Depuis quelques secondes, l’homme s’attaquait aux boutons de la blouse. Elle saisit les doigts dans les siens pour y poser les lèvres, puis demanda encore :

— Pour les arrestations, comment procèdent-ils? Je veux dire : ces policiers n’étaient pas là pour identifier les contestataires.

— Mais les registraires habitaient le plus souvent la localité. Imagine, si j’avais fait ce travail à Rivière-du-Loup, je serais en mesure de nommer tous les participants aux désordres, leurs parents et même leurs fiancées.

— En les dénonçant, ces hommes ne se feront pas des amis.

— Peut-être croient-ils en la justice?

De la part d’un avocat, la suggestion paraissait étrange. Marie se lassa de défendre ses seins des doigts curieux, alors qu’elle inclinait plutôt à rendre les caresses.
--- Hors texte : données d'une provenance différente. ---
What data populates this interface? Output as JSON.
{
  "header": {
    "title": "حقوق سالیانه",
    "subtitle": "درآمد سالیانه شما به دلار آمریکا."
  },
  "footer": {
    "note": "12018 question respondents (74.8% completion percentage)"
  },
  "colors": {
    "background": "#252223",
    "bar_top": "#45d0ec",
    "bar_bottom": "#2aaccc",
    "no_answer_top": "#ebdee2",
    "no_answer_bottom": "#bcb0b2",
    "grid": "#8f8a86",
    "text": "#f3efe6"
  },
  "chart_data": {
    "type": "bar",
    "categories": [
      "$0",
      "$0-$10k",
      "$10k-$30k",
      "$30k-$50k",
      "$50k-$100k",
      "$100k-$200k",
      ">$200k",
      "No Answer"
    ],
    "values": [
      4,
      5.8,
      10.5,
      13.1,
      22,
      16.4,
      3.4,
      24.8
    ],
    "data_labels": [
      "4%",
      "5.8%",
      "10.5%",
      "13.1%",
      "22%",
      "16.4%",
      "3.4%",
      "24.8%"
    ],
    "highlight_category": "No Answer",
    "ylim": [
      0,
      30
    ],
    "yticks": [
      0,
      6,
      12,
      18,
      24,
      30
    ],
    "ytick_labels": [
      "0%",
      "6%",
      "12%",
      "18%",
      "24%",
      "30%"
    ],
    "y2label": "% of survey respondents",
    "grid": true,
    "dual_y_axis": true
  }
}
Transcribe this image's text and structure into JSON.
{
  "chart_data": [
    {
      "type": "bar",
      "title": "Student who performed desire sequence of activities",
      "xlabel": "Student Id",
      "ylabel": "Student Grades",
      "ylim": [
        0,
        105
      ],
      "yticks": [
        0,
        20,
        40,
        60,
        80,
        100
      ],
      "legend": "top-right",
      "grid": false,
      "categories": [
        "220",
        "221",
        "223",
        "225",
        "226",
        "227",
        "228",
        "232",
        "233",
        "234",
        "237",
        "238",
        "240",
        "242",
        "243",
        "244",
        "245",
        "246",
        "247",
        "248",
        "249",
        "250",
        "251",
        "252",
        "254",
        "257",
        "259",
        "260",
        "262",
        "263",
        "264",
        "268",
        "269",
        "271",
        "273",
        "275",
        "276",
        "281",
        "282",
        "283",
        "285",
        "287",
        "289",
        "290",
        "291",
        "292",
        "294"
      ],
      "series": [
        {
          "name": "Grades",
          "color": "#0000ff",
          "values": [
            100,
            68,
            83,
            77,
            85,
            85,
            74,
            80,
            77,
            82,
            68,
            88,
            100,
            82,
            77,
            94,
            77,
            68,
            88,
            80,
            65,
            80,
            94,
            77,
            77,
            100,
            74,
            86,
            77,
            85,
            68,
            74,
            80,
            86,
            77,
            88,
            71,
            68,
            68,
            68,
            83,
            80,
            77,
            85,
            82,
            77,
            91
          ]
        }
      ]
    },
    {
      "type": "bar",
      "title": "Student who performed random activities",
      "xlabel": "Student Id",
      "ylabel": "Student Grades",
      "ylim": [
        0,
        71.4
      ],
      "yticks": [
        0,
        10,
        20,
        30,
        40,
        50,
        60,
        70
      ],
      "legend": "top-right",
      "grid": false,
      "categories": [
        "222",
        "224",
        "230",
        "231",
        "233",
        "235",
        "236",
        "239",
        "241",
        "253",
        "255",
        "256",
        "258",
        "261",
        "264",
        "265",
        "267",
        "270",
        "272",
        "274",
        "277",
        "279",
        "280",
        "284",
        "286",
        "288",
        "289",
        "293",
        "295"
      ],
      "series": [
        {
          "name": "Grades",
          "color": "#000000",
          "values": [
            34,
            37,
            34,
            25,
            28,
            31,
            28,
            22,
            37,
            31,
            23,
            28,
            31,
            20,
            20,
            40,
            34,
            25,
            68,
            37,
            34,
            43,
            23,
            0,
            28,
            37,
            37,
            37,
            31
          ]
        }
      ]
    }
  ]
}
Elle se leva en disant :

— Viens.

Dans la chambre, elle demanda en détachant le bouton tenant sa jupe en place :

— Crois-tu que des parents peuvent se trouver orphelins?

— … Je ne suis pas sûr de te suivre.

— Mathieu se trouve en Europe et, dans moins d’un mois, Thalie ira s’établir à Montréal pour de longues années. Je me sens exactement comme il y a vingt ans, après la mort de mes parents, au moment où je me trouvais seule dans la vie.

En sous-vêtements, un peu échevelée, elle paraissait particulièrement vulnérable. Il la prit dans ses bras, murmura à son oreille :

— Tu vois tes enfants grandir, tout comme moi. Mais tu n’es pas seule. Je suis toujours disposé à passer devant monsieur le curé pour le prouver à la face du monde.

Au lieu d’entendre un nouveau refus à sa demande en mariage, il choisit de la museler avec un baiser goulu.

* * *

Le soleil disparaissait tout juste derrière les édifices de la ville quand les jeunes filles arrivèrent sur la terrasse Dufferin. À l’ouest, le ciel prenait une teinte indigo, marquée de rose et d’orange à la ligne d’horizon. Elles marchaient bras dessus, bras dessous, comme deux sœurs plutôt dissemblables.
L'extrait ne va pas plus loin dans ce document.